Christchurch mum Annie Anderson lost two babies in a row. Photo / SR Photography
Christchurch mum Annie Anderson can still picture the obstetrician's expression as the words "no heartbeat" gently escaped his mouth seven years ago, during a routine check-up when she was 17 weeks' pregnant.
Just moments earlier, the secondary school teacher was pointing out little limbs on the screen to show her preschooler and toddler. But as the room spun and froze around her, Annie realised she'd lost a beloved baby for the second time.
"We lost a baby at nine weeks in utero a year before and although each miscarriage presented its own challenges, we didn't realise people lost babies in the second trimester," shares Annie, 39, the author of Your Soul Is Wintering, a book about the grief and recovery of baby loss.
"I was induced and I laboured a wee baby we weren't bringing home," she tells. "We held her knowing we weren't going to hold her again – a first and last all at once."
Seven years later, the wife of building project manager Rob, 41, is sharing her experiences navigating the miscarriages of Micah and Lily, who she calls her "angel babies", to help others dealing with the pain of baby loss.
"Since I wasn't quite 20 weeks with Lily, we didn't get a birth or death certificate and it was like we experienced a disenfranchised grief, which makes the journey really difficult," says the mum of Jai, 11, Arabella, 9, and adopted daughter Rose, 4.
"Unfortunately, it's not unique to us. Many people experience baby loss and I thought that what helped me could potentially help others."
Although she'd never thought of herself as a writer, Annie's words poured out to create a moving and poetic memoir, which she started in 2018, three and a half years after her second miscarriage. She wrote between windows of teaching, sitting at the breakfast bar at home or at a local café with her headphones in.
She took herself back into her deepest moments of grief so she could open each chapter of her book with a flashback, so it was told as authentically and genuinely as possible.
Although Annie didn't write her book to intentionally heal from her trauma, she admits it helped and says a big theme of her work is hope. "While grief is like this uninvited friend that arrives and won't leave, it also heightens our compassion, empathy and love," she shares. "It's almost like a gift of being in that season and hard space."
Annie also wrote about how the grief momentarily worked its way into her marriage with Rob, who she met at her farewell drinks when she was moving to Wellington from Christchurch at 21, for her first teaching position.
"The big thing for Rob and I was that the different ways we grieved went unacknowledged for quite some time, which created a void between us. In the initial weeks following Lily, we were so connected, but gradually the way we dealt with it was really different," she tells.
"I wasn't seeing any visible signs of grief from him and was creating assumptions about how he was perhaps not grieving, which only made my journey feel that much lonelier."
Rob also couldn't understand why his wife of 13 years was crying every morning and night in the weeks and even months that followed, as he tried to keep life rolling as normal as possible again.

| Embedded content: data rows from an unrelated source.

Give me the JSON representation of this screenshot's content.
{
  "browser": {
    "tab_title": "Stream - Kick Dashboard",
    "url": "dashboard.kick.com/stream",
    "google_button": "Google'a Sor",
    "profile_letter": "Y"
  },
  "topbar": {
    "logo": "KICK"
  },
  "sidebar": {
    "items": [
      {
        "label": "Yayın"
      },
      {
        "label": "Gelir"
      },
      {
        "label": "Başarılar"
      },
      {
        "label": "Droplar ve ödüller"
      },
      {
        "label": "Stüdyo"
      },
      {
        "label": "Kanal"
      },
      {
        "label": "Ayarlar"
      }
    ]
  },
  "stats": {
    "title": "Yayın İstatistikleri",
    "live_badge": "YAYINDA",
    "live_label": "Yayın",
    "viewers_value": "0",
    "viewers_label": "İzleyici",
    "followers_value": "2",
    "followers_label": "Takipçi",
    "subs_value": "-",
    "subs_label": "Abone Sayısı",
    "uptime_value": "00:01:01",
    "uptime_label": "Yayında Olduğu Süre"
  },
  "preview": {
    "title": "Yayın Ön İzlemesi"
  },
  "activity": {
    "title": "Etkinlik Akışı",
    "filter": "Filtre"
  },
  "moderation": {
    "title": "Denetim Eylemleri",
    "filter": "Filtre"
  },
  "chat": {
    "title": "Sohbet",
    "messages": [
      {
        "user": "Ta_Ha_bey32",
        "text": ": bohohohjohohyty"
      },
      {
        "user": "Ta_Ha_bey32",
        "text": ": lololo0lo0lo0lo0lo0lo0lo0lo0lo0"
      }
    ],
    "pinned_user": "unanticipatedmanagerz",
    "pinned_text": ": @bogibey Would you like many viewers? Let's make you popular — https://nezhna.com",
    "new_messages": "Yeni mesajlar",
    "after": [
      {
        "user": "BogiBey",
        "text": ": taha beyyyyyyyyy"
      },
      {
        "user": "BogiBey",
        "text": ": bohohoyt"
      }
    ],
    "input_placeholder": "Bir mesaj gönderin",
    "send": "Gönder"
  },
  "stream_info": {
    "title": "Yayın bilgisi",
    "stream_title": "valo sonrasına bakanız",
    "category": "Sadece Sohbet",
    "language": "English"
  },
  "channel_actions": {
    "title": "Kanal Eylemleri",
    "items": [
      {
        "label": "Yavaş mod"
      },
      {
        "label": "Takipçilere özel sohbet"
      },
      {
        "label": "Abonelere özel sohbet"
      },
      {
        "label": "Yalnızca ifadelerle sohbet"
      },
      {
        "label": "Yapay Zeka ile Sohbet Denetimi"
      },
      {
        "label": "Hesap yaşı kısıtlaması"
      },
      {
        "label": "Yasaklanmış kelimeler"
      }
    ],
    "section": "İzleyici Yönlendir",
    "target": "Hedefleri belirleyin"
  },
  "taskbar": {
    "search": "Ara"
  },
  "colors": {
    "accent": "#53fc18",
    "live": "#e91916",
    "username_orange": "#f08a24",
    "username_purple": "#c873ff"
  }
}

"It took for us to get extremely vulnerable before we could start to find our way back to each other and it came off the back of an argument, when he turned to me one night and asked how long I was going to cry for," she shares.
"I came back swinging and said, 'Do you not think about her any more?' He turned to me and said he thinks about her every day because he lost a little girl too. It makes me well up now thinking about it."
A silver lining in the couple's story was adopting their youngest Rose at six months old, which Annie thinks was "meant to be". She explains, "Rob's grandmother passed away and she was a really special matriarch of their family. While he was carrying her into the funeral service, we got an email to say we'd been matched with this wee girl.
"I must've re-read the email 20 times because Rob's grandmother was also Rose! The feeling was incredible, but it doesn't mean the grief just dissipates. There'll always be a Micah and a Lily-shaped gap in our family."
Annie hopes Your Soul Is Wintering will help those experiencing grief to become an active participant in life again. "Although we might want to outrun grief, at some stage, we're going to have to learn to walk with it. I like to remember that grief only exists because love did first."